Thursday, April 28, 2011

what exactly IS a sugar shower?

In the short 14 days that I've been a beekeeper I've experimented with 3 different ways to feed my bees. All bee colonies need to have a sugar syrup available to them in the spring before the nectar flow comes on. The sugar syrup provides the hard working bees with food, when their food stores are diminished from eating on through the winter. This sugar syrup mixture can also be used to medicate the bees if necessary.

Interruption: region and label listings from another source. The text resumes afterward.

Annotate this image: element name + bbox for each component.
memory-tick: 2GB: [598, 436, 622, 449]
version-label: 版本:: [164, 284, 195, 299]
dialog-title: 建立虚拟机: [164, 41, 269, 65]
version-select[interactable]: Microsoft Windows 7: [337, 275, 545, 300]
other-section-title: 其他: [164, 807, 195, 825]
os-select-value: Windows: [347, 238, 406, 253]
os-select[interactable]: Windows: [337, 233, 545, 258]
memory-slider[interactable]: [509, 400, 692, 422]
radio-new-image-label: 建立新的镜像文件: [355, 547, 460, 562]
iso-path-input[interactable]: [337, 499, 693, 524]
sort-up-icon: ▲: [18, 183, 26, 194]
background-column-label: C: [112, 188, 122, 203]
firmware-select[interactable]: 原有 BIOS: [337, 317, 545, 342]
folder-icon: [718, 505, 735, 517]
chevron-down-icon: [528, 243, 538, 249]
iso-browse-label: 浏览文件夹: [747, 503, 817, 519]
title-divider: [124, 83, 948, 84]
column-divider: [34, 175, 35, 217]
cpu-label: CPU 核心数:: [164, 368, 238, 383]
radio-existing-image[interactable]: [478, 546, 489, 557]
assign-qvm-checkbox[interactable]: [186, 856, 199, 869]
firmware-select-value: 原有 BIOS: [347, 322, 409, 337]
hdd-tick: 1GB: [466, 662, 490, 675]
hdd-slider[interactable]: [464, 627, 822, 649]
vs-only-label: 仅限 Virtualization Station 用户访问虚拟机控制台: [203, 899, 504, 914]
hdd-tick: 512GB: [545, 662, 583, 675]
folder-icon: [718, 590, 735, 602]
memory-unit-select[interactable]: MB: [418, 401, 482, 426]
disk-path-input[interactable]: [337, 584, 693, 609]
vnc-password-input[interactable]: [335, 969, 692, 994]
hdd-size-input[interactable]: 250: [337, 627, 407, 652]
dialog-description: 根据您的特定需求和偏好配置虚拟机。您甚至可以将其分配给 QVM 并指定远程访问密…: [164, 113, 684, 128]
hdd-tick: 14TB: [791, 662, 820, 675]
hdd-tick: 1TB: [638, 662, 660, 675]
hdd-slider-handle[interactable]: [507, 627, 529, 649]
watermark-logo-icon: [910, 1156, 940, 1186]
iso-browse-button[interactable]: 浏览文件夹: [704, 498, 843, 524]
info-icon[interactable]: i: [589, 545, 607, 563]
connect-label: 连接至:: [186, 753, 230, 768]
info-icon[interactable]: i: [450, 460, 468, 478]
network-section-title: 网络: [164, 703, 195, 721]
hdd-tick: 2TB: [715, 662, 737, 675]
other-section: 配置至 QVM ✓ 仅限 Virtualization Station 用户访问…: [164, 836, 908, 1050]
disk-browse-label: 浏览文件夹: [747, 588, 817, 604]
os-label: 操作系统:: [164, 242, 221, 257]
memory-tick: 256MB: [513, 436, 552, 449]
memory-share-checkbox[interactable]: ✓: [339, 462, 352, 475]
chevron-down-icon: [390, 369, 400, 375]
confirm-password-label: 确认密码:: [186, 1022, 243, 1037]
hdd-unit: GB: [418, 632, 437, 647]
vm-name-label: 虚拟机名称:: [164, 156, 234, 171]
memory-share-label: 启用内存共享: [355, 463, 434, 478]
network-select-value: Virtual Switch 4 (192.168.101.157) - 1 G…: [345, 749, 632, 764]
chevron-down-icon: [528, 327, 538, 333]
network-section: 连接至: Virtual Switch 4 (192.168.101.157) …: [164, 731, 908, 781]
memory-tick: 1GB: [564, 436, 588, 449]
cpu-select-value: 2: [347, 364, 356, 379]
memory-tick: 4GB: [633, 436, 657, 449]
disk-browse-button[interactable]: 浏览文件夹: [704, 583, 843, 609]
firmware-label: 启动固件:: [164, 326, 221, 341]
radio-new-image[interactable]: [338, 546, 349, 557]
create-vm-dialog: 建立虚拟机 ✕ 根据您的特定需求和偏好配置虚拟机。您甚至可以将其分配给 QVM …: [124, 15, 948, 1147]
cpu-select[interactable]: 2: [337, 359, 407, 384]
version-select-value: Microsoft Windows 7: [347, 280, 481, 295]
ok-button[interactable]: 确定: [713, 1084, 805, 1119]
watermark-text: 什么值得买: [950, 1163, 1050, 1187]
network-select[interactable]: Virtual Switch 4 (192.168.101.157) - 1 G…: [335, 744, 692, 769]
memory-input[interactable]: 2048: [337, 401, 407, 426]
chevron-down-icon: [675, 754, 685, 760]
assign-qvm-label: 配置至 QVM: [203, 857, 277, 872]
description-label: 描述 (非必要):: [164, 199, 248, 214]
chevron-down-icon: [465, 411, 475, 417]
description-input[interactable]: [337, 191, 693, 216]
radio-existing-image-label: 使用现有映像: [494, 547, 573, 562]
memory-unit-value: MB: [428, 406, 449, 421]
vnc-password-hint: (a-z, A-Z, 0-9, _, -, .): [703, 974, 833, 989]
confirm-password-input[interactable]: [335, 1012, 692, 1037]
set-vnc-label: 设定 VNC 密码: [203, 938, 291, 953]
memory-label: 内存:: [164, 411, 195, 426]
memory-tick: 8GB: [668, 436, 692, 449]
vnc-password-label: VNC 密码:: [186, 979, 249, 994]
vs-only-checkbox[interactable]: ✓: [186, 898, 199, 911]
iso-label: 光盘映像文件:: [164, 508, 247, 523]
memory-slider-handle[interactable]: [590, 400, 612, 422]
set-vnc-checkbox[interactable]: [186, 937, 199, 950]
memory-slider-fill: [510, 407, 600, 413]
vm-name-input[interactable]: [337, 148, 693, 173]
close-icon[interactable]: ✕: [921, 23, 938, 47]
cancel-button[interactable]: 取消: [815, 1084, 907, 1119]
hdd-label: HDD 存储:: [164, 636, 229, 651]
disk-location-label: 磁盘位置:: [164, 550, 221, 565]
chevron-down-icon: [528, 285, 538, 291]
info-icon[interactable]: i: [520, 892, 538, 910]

Upon arrival home with my three infant bee colonies I used:
1) a gallon ziplock baggie, laid flat, with an inch slit cut in the top.
2) a quart mason jar with 3 teeny, tiny holes punctured in the lid, inverted, set directly over the bees, implementing the law of physics....invert the mason jar, liquid runs to the bottom, air goes to the top and ta-dah.....your syrup stops leaking.
3)a 2 gallon bucket with a purchased "beekeeping" plug screen, implying the same law of physics.

I believe you can have success with each of these methods if done correctly. You can also kill 10,000 or more bees in a split second if done incorrectly.....which was my fate.

First mistake, after seeing how well the bees were getting along with the baggie, and one slit, I thought more is better! Slit, slit, slit..... Lets allow these ladies to drink.

Days later: Hmmmmm...a few drowned bees which is one of the noted cons of the baggie feeding method. Mistake 2: I think I'll throw out the over slit baggie and place in the new "beekeeping bucket".

Now imagine standing in the pouring down rain, on a blistery cold 50* day. Actually, imagine standing out in a pouring down rain storm, a few thumps of hail, and the wind blowing 40+ miles per hour making it hard for you to stand up.....boo, hoo, hoo. That was the fate of my little ladies. When I inverted the 2 gallon bucket, half full of sugar syrup, the vacum theory didn't take affect. Unbeknownst to me the ladies were being doused in a sugar shower with no where to go, no where to hide....

That my dear friends is a sugar shower...a deadly, please try to avoid if you're a new bee keeper, sugar downpour. Perhaps my sugar syrup was too watery, perhaps I had equipment failure, perhaps that law of physics just doesn't really work....?

Regardless, I have resorted back to using the gallon baggie method, with 1, uno, a single, inch slit in the top of the baggie.